How Robust is your Fair Model? Exploring the Robustness of Diverse Fairness Strategies

With the introduction of machine learning in high-stakes decision making, ensuring algorithmic fairness has become an increasingly important problem to solve. In response to this, many mathematical definitions of fairness have been proposed, and a variety of optimisation techniques have been developed, all designed to maximise a defined notion of fairness. However, fair solutions are reliant on the quality of the training data, and can be highly sensitive to noise. Recent studies have shown that robustness (the ability for a model to perform well on unseen data) plays a significant role in the type of strategy that should be used when approaching a new problem and, hence, measuring the robustness of these strategies has become a fundamental problem. In this work, we therefore propose a new criterion to measure the robustness of various fairness optimisation strategies - the robustness ratio. We conduct multiple extensive experiments on five bench mark fairness data sets using three of the most popular fairness strategies with respect to four of the most popular definitions of fairness. Our experiments empirically show that fairness methods that rely on threshold optimisation are very sensitive to noise in all the evaluated data sets, despite mostly outperforming other methods. This is in contrast to the other two methods, which are less fair for low noise scenarios but fairer for high noise ones. To the best of our knowledge, we are the first to quantitatively evaluate the robustness of fairness optimisation strategies. This can potentially can serve as a guideline in choosing the most suitable fairness strategy for various data sets.

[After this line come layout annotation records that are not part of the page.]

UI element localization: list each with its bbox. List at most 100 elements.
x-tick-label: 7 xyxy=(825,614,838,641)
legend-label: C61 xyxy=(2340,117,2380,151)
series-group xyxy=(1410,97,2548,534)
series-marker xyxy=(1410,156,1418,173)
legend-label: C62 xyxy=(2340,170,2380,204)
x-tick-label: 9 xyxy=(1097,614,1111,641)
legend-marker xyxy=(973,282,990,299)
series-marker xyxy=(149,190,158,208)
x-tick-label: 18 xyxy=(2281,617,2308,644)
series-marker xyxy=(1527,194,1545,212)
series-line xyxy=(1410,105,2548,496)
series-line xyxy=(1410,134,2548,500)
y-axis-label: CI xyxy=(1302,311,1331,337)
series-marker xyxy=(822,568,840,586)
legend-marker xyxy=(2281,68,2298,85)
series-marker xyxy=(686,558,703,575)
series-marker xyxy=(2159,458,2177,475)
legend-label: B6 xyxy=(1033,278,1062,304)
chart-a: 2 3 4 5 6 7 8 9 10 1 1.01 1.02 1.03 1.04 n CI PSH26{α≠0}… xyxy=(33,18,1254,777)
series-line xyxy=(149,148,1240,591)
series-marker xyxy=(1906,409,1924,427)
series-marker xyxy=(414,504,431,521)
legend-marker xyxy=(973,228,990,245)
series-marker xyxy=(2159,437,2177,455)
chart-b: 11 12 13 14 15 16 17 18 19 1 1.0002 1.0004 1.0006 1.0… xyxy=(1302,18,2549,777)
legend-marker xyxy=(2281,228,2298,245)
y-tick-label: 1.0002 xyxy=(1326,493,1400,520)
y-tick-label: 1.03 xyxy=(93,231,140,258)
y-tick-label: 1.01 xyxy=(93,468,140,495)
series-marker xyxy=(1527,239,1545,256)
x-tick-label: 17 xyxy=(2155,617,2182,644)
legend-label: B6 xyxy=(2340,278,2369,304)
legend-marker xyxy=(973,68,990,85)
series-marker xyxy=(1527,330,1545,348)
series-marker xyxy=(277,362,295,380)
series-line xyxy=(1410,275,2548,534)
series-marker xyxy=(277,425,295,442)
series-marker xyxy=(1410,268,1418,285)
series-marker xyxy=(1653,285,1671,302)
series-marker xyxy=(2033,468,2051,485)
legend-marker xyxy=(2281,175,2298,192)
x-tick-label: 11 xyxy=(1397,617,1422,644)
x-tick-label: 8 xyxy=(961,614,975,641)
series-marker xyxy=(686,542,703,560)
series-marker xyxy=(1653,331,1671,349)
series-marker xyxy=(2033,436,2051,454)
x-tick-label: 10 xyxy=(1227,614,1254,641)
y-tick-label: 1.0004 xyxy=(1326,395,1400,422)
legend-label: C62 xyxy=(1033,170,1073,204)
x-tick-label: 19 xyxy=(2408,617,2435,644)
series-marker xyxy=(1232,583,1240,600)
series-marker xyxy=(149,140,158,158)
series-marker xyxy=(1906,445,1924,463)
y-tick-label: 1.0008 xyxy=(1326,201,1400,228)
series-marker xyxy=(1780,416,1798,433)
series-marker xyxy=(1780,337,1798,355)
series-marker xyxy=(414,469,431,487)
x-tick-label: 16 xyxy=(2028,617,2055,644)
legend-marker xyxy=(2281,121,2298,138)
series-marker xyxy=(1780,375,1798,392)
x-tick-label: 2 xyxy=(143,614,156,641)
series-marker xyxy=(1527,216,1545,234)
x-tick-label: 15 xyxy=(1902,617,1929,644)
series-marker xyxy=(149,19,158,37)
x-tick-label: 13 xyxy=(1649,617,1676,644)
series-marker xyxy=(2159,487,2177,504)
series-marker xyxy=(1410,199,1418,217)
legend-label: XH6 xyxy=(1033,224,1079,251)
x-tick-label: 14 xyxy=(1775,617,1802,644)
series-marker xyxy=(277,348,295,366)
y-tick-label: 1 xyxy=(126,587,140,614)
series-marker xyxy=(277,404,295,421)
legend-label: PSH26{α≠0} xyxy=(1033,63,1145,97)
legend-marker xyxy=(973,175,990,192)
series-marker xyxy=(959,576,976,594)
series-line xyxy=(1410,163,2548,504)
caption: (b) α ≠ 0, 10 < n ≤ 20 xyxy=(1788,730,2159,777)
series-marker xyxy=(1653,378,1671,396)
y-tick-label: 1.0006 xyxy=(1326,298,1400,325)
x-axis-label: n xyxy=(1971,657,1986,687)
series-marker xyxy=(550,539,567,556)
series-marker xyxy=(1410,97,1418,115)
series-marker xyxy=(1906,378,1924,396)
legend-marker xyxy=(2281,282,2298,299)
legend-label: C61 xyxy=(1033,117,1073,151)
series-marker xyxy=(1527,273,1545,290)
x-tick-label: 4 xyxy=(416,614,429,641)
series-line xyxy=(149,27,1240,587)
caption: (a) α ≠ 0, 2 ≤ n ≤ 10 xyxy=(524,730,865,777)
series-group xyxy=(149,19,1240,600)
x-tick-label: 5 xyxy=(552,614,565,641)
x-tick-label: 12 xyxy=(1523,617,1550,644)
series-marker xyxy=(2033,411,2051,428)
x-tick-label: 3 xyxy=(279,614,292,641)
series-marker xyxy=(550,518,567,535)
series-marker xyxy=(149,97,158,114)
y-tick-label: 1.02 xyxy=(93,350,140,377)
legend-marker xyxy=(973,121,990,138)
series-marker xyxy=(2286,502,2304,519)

翻译：随着机器学习在高风险决策中的引入，确保算法公平性已成为日益重要且亟待解决的问题。为此，学界提出了多种公平性的数学定义，并开发了各类优化技术，均旨在最大化既定的公平性度量。然而，公平性解决方案依赖于训练数据的质量，且对噪声高度敏感。近期研究表明，鲁棒性（模型在未见数据上表现良好的能力）在针对新问题应采用的策略类型中起着重要作用，因此，衡量这些策略的鲁棒性已成为一个基础性问题。本文中，我们提出了一种衡量各类公平性优化策略鲁棒性的新标准——鲁棒性比率。我们在五个基准公平性数据集上，针对四种最常用的公平性定义，对三种最主流的公平性策略进行了多项大规模实验。实验结果表明，尽管基于阈值优化的公平性方法在多数情况下优于其他方法，但在所有评估数据集中对噪声都极为敏感。相比之下，另外两种方法在低噪声场景下公平性较低，但在高噪声场景下却表现出更高的公平性。据我们所知，本研究首次对公平性优化策略的鲁棒性进行了定量评估。这有望为不同数据集选择最合适的公平性策略提供指导依据。